Thanks to rickroderick.org for making this available. I'm merely interested in redistributing to anyone who might enjoy and benefit.
I. Another objection to Kant is the question of what happens when you are trying to will a universal principle in a situation when two principles are good and yet you cannot do them both.
A. It is not just right or wrong. You must chose the one that leads to the best results.
B. In an embodied context it may not do a bit of good to know the rule, illustrating that the moral life is full of ambiguity.
II. Freedom in the 19th Century is addressed by Mill's commentary on liberty.
A. Mill tries to show where the grounds are for the government's interference: with our liberty, a question of legitimacy, not of power.
B. The harm principle posits that the only legitimate ground for social coercion is to prevent harm to others. Once you give this power up, it is over.
C. The offense principle, which Mill would not support, posits society has a legitimate right to socially coerce to prevent "offending" others.
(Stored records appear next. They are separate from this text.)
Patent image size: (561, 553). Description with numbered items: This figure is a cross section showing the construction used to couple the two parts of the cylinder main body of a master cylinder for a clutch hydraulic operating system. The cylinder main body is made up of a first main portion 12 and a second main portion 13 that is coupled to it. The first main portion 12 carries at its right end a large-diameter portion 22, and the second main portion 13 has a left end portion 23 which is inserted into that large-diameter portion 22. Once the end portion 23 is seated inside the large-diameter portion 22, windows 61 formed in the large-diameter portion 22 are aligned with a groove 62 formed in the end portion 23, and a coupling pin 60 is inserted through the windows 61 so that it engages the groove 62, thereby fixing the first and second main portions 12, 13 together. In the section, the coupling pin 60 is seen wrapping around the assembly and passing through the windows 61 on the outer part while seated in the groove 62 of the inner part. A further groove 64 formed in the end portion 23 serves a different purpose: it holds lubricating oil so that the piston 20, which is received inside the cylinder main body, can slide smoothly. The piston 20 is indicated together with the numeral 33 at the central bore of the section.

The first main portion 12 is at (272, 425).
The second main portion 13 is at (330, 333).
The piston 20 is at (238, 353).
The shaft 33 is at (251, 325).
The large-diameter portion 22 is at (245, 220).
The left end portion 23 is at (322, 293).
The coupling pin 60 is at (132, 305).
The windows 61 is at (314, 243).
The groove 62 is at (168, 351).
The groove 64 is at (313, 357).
Such offense undermines the moral tone of society.
D. One must make a distinction between self-regarding actions and other-regarding actions in the harm principle. (Some argue that there is no such thing as a self-regarding action.)
E. The principle of paternalism is that we can interfere with people for their own good.
F. An added dimensions of the harm principle: social coercion can be used if decisions are encumbered by craziness, drunkeness of if freedoms of others are interfered with.
III. There are limitations to Mill's account of freedom.
A. It is an account of "negative freedom" only, a freedom from constraint.
B. He says nothing about positive freedom to act.
IV. Hegel argues that freedom is the meaning and the point of human history in general: Overcoming obstacles is gaining freedom.
A. The challenge of freedom is to find the new boundaries and then to figure out how to break them down.
B. Marx wrote that philosophers have only interpreted the world in various ways. The point is to change it.